Cerebrospinal Biomarker Cut-off Methods Defined Only by Alzheimer's Disease Predict More Precisely Conversions of Mild Cognitive Impairment

Dement Neurocogn Disord. 2017 Dec;16(4):114-120. doi: 10.12779/dnd.2017.16.4.114. Epub 2017 Dec 31.

Abstract

Background and purpose: The cerebrospinal fluid (CSF) biomarkers play an important supportive role as diagnostic and predictive indicators of Alzheimer's disease (AD). About 30% of controls in old age show abnormal values of CSF biomarkers and display a higher risk for AD compared with those showing normal values. The cut-off values are determined by their diagnostic accuracy. However, the current cut-off values may be less accurate, because controls include high-risk groups of AD. We sought to develop models of patients with AD, who are homogenous for CSF biomarkers.

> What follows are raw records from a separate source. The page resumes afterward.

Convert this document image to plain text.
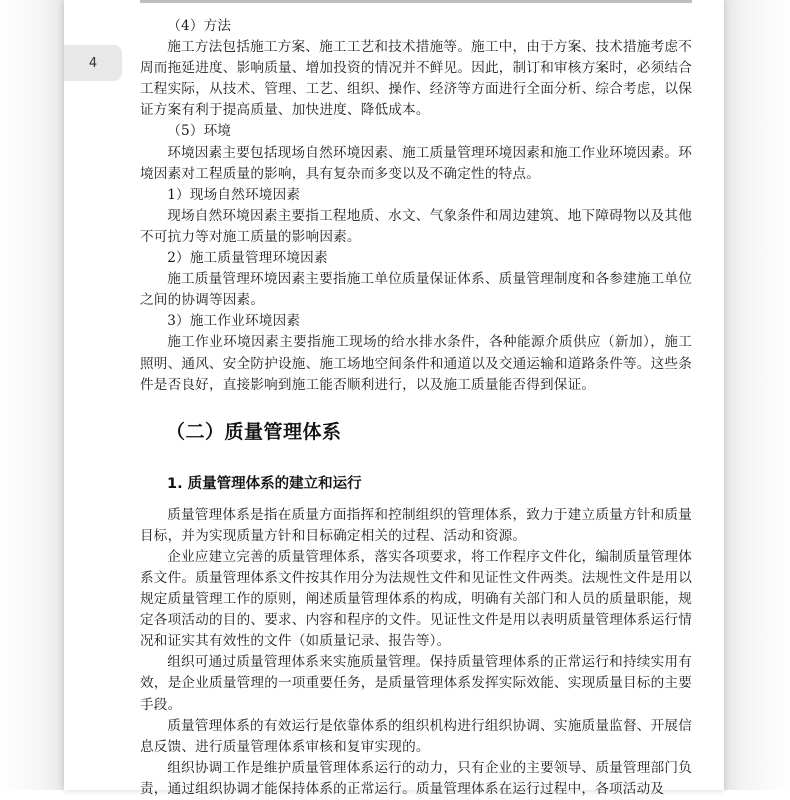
4

（4）方法

施工方法包括施工方案、施工工艺和技术措施等。施工中，由于方案、技术措施考虑不周而拖延进度、影响质量、增加投资的情况并不鲜见。因此，制订和审核方案时，必须结合工程实际，从技术、管理、工艺、组织、操作、经济等方面进行全面分析、综合考虑，以保证方案有利于提高质量、加快进度、降低成本。

（5）环境

环境因素主要包括现场自然环境因素、施工质量管理环境因素和施工作业环境因素。环境因素对工程质量的影响，具有复杂而多变以及不确定性的特点。

1）现场自然环境因素

现场自然环境因素主要指工程地质、水文、气象条件和周边建筑、地下障碍物以及其他不可抗力等对施工质量的影响因素。

2）施工质量管理环境因素

施工质量管理环境因素主要指施工单位质量保证体系、质量管理制度和各参建施工单位之间的协调等因素。

3）施工作业环境因素

施工作业环境因素主要指施工现场的给水排水条件，各种能源介质供应（新加），施工照明、通风、安全防护设施、施工场地空间条件和通道以及交通运输和道路条件等。这些条件是否良好，直接影响到施工能否顺利进行，以及施工质量能否得到保证。

（二）质量管理体系
1. 质量管理体系的建立和运行

质量管理体系是指在质量方面指挥和控制组织的管理体系，致力于建立质量方针和质量目标，并为实现质量方针和目标确定相关的过程、活动和资源。

企业应建立完善的质量管理体系，落实各项要求，将工作程序文件化，编制质量管理体系文件。质量管理体系文件按其作用分为法规性文件和见证性文件两类。法规性文件是用以规定质量管理工作的原则，阐述质量管理体系的构成，明确有关部门和人员的质量职能，规定各项活动的目的、要求、内容和程序的文件。见证性文件是用以表明质量管理体系运行情况和证实其有效性的文件（如质量记录、报告等）。

组织可通过质量管理体系来实施质量管理。保持质量管理体系的正常运行和持续实用有效，是企业质量管理的一项重要任务，是质量管理体系发挥实际效能、实现质量目标的主要手段。

质量管理体系的有效运行是依靠体系的组织机构进行组织协调、实施质量监督、开展信息反馈、进行质量管理体系审核和复审实现的。

组织协调工作是维护质量管理体系运行的动力，只有企业的主要领导、质量管理部门负责，通过组织协调才能保持体系的正常运行。质量管理体系在运行过程中，各项活动及
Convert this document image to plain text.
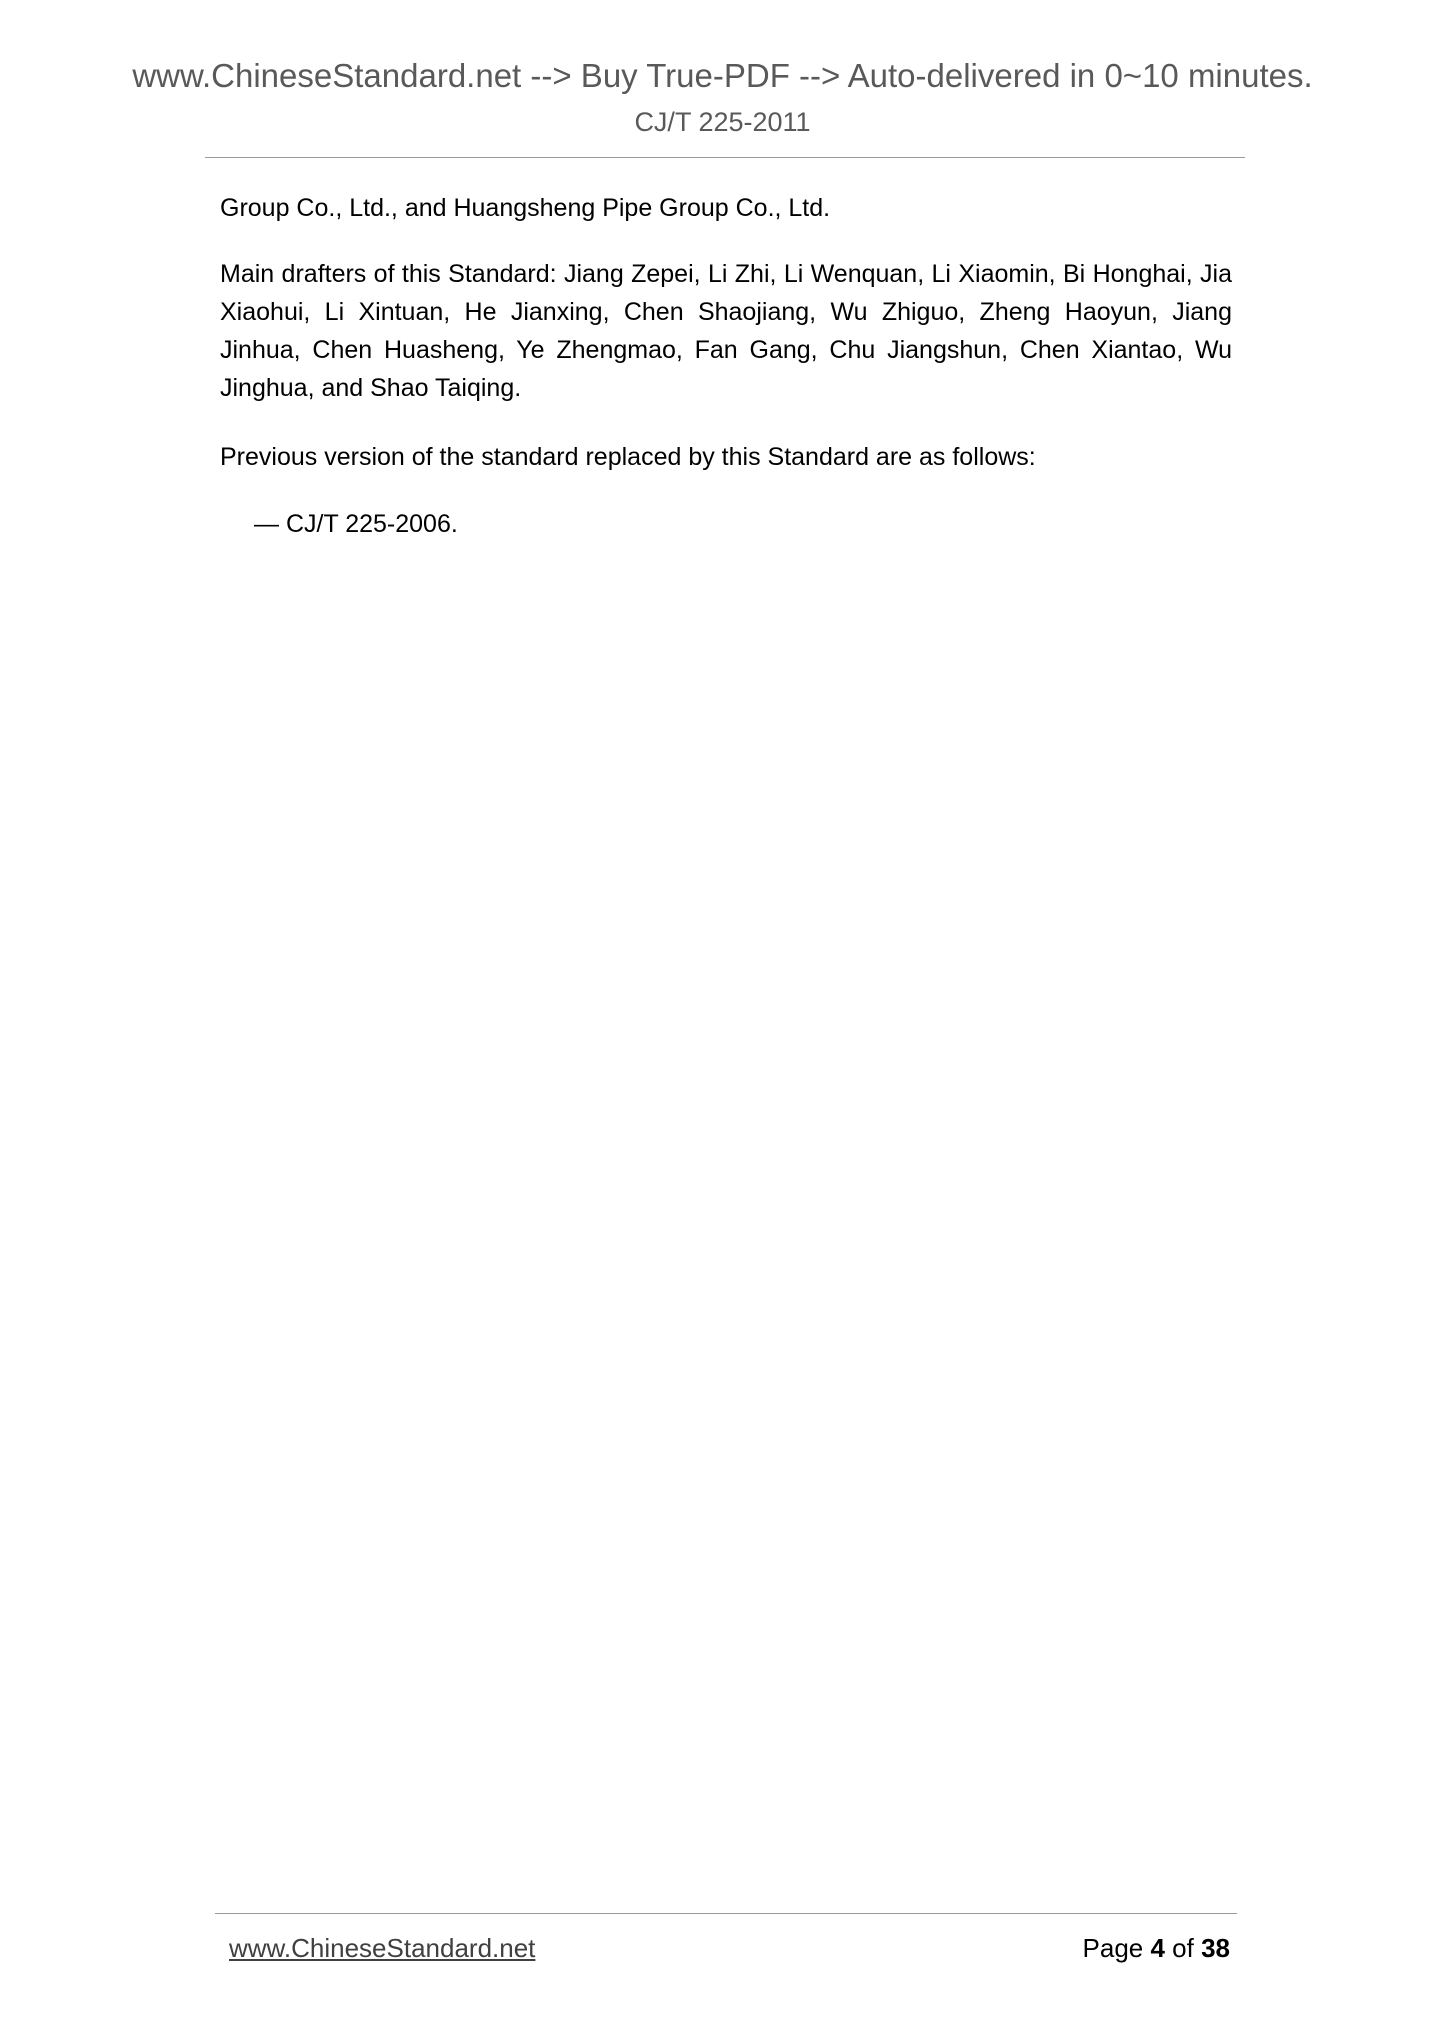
www.ChineseStandard.net --> Buy True-PDF --> Auto-delivered in 0~10 minutes.
CJ/T 225-2011
Group Co., Ltd., and Huangsheng Pipe Group Co., Ltd.
Main drafters of this Standard: Jiang Zepei, Li Zhi, Li Wenquan, Li Xiaomin, Bi Honghai, Jia Xiaohui, Li Xintuan, He Jianxing, Chen Shaojiang, Wu Zhiguo, Zheng Haoyun, Jiang Jinhua, Chen Huasheng, Ye Zhengmao, Fan Gang, Chu Jiangshun, Chen Xiantao, Wu Jinghua, and Shao Taiqing.
Previous version of the standard replaced by this Standard are as follows:
— CJ/T 225-2006.
www.ChineseStandard.net	Page 4 of 38
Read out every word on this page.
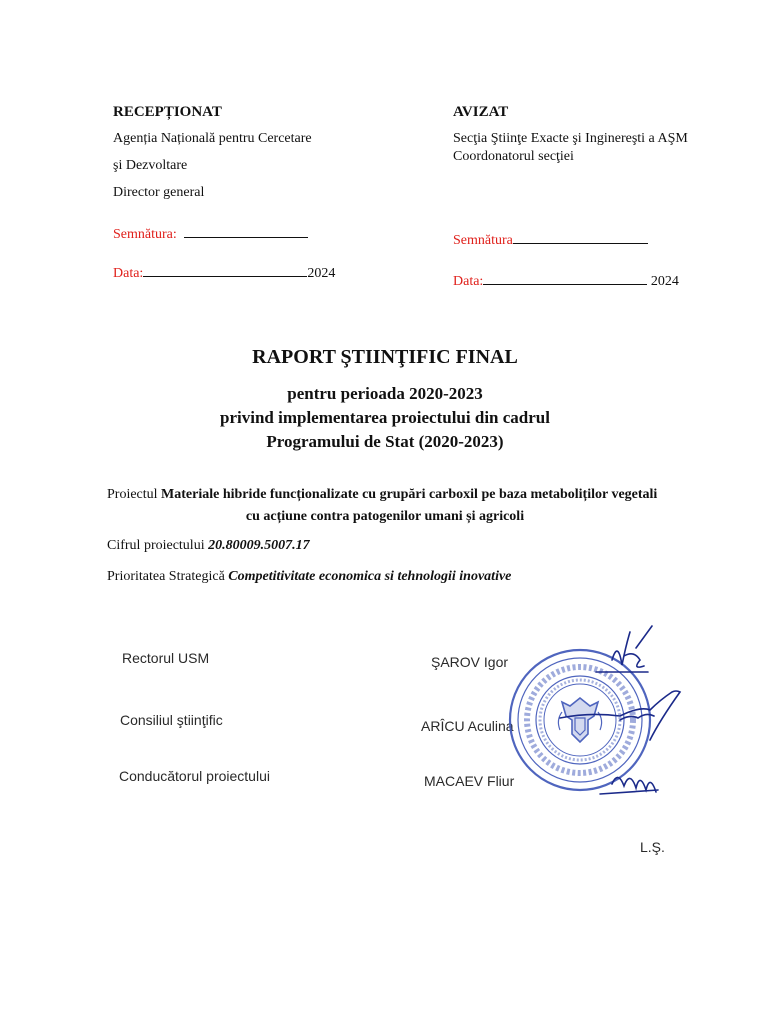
RECEPȚIONAT
Agenția Națională pentru Cercetare
şi Dezvoltare
Director general
Semnătura:
Data:	2024
AVIZAT
Secţia Ştiinţe Exacte şi Inginereşti a AŞM
Coordonatorul secţiei
Semnătura
Data:	2024
RAPORT ŞTIINŢIFIC FINAL
pentru perioada 2020-2023
privind implementarea proiectului din cadrul
Programului de Stat (2020-2023)
Proiectul Materiale hibride funcționalizate cu grupări carboxil pe baza metaboliților vegetali
cu acțiune contra patogenilor umani și agricoli
Cifrul proiectului 20.80009.5007.17
Prioritatea Strategică Competitivitate economica si tehnologii inovative
Rectorul USM	ŞAROV Igor
Consiliul ştiinţific	ARÎCU Aculina
Conducătorul proiectului	MACAEV Fliur
L.Ş.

Methods: We included participants who had CSF biomarker data in the Alzheimer's Disease Neuroimaging Initiative database. We investigated the factors related to CSF biomarkers in patients with AD using linear mixed models. Using the factors, we developed models corresponding to CSF biomarkers to classify patients with mild cognitive impairment (MCI) into high risk and low risk and analyzed the conversion from MCI to AD using the Cox proportional hazards model.

Results: APOE ε4 status and age were significantly related to CSF Aβ1-42. CSF t-tau, APOE ε2 status and sex were significant factors. The CSF p-tau181 was associated with age and frequency of diagnosis. Accordingly, we modeled the three CSF biomarkers of AD. In MCI without APOE ε4, our models were better predictors of conversion.

Conclusions: We can interpret CSF biomarkers based on the models derived from the data obtained from patients with AD.

Keywords: Alzheimer's disease; cerebrospinal fluid biomarker; conversion; diagnosis; mild cognitive impairment; prediction.